Его схватил в охапку мужичище силы немереной, Данила брыкнул его, и вдруг взвыл мужичище, грохнулся наземь, едва не потащив за собой пленника. Его рука была вывернута диковинным образом – хуже, чем выворачивает кат на дыбе. А Данилу цапнули за плечо и с такой силой дернули, что его развернуло, и он, не в состоянии справиться с ногами, заскакал на месте.
– Куда тя понесло?! – злобно крикнул Богдаш. – За мной!
И тут же заехал кулаком в скулу другому любителю ловить беглецов с дыбы.
Не ломая голову над тем, откуда возле Разбойного приказа взяться Желваку, Данила побежал следом за ним. Они пересекли Ивановскую площадь, Данила свернул было налево, к конюшням, но Богдаш дернул его за руку, потащил вправо и принялся нырять из переулочка в переулочек – тут было немало дворов, и княжеских, и боярских, и совсем небогатых, так что конюхи очень скоро затерялись среди плетней, заборов и бурьяна.
– Стой! – приказал Богдаш. – Пришли! Тут двор князя Сицкого. Тут у меня человечек один служит, он тебя спрячет, пока Разбойный приказ не угомонится.
– Ты откуда взялся? – спросил, тяжело дыша, Данила.
– С неба свалился!
Иного ответа от Богдашки трудно было ожидать. Но, когда человечек был вызван, когда провел обоих конюхов службами и указал место в сарае, Желвак сменил гнев на милость и объяснил, что произошло.
Он даже не заметил сперва, что Данила ушел с конюшен. Потом, обиходив коней, он вышел на двор и сел погреться на солнышке. Время было почти обеденное, и Богдаш неторопливо размышлял, чем бы себя побаловать. Собственно, эта неторопливость Данилу и спасла. Если бы Желвак ощутил нешуточный голод, то давно бы переоделся и побежал на торг – искать едальню почище. А так он просто наслаждался тишиной, покоем и зрелищем кое-как прибранного конюшенного двора.

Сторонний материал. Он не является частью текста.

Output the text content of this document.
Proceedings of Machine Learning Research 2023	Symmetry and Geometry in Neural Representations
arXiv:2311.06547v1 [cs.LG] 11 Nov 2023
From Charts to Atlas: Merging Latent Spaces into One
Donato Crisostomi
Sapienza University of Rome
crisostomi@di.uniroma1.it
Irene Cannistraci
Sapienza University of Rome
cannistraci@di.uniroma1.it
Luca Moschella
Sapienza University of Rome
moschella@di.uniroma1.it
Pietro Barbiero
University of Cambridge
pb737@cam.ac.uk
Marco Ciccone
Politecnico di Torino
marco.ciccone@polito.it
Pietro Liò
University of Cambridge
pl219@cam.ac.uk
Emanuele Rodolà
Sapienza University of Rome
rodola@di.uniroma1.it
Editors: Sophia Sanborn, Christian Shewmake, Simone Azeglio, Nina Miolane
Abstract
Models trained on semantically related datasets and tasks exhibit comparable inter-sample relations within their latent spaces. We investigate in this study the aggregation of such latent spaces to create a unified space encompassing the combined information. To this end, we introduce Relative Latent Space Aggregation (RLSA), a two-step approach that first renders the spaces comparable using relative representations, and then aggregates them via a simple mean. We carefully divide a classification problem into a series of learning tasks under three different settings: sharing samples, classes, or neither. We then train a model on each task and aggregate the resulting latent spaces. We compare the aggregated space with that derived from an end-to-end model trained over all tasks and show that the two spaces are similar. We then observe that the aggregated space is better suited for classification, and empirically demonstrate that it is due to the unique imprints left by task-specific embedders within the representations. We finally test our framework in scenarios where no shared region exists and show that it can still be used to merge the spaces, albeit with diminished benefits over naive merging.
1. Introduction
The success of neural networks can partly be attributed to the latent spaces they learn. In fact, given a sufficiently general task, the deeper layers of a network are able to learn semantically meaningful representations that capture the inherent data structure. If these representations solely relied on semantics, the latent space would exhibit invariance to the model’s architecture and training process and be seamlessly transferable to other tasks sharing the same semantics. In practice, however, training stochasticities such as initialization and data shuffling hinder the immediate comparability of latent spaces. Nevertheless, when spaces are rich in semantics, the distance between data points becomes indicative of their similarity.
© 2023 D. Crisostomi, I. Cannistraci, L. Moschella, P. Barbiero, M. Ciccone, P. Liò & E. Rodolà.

Но всякое блаженство рано или поздно кончается. Во двор ворвался Ульянка и кинулся искать деда Акишева. Несколько погодя дед сам торопливо вышел к Богдану.
Ульянка ждал, как было велено, Данилу у дверей кабака «Под пушками». По натуре он, видимо, был нетерпелив, развлекать себя зрелищем толпы на торгу не пожелал и даже рассердился – можно ли столько торчать в разгульном кабаке? Потому-то он и вошел вовнутрь – чтобы Данила опомнился и покинул злачное место. Но Данилы внутри не обнаружилось.
Помня, что кабак служил пристанищем подозрительному Бахтияру, Ульянка забеспокоился – не случилось ли беды. Он поспешил к Аргамачьим конюшням – рассказать все старшим, чтобы они пришли Даниле на выручку.
Богдаш замысловато выругался. Затем накинул кафтан и, взяв с собой Ульянку, пошел к кабаку.
Кабак стоял не просто на Ильинке, а у Ильинского крестца. Место было ведомое – там по обычаю собирались попы и дьяконы, вся Москва знала, где их искать, чтобы уговориться о службе в домовой церкви или о требах. Попы и дьяконы скучали, громко переругивались, задевали прохожих, иные совсем некрасиво безобразничали. Богдану был нужен нетрезвый дьякон, и он отыскал такого, сговорился за две копейки, что дьякон войдет в кабак и спросит Бахтияра: задолжал-де ему алтын с деньгой.
Посланник вошел в кабак и сгинул там бесследно.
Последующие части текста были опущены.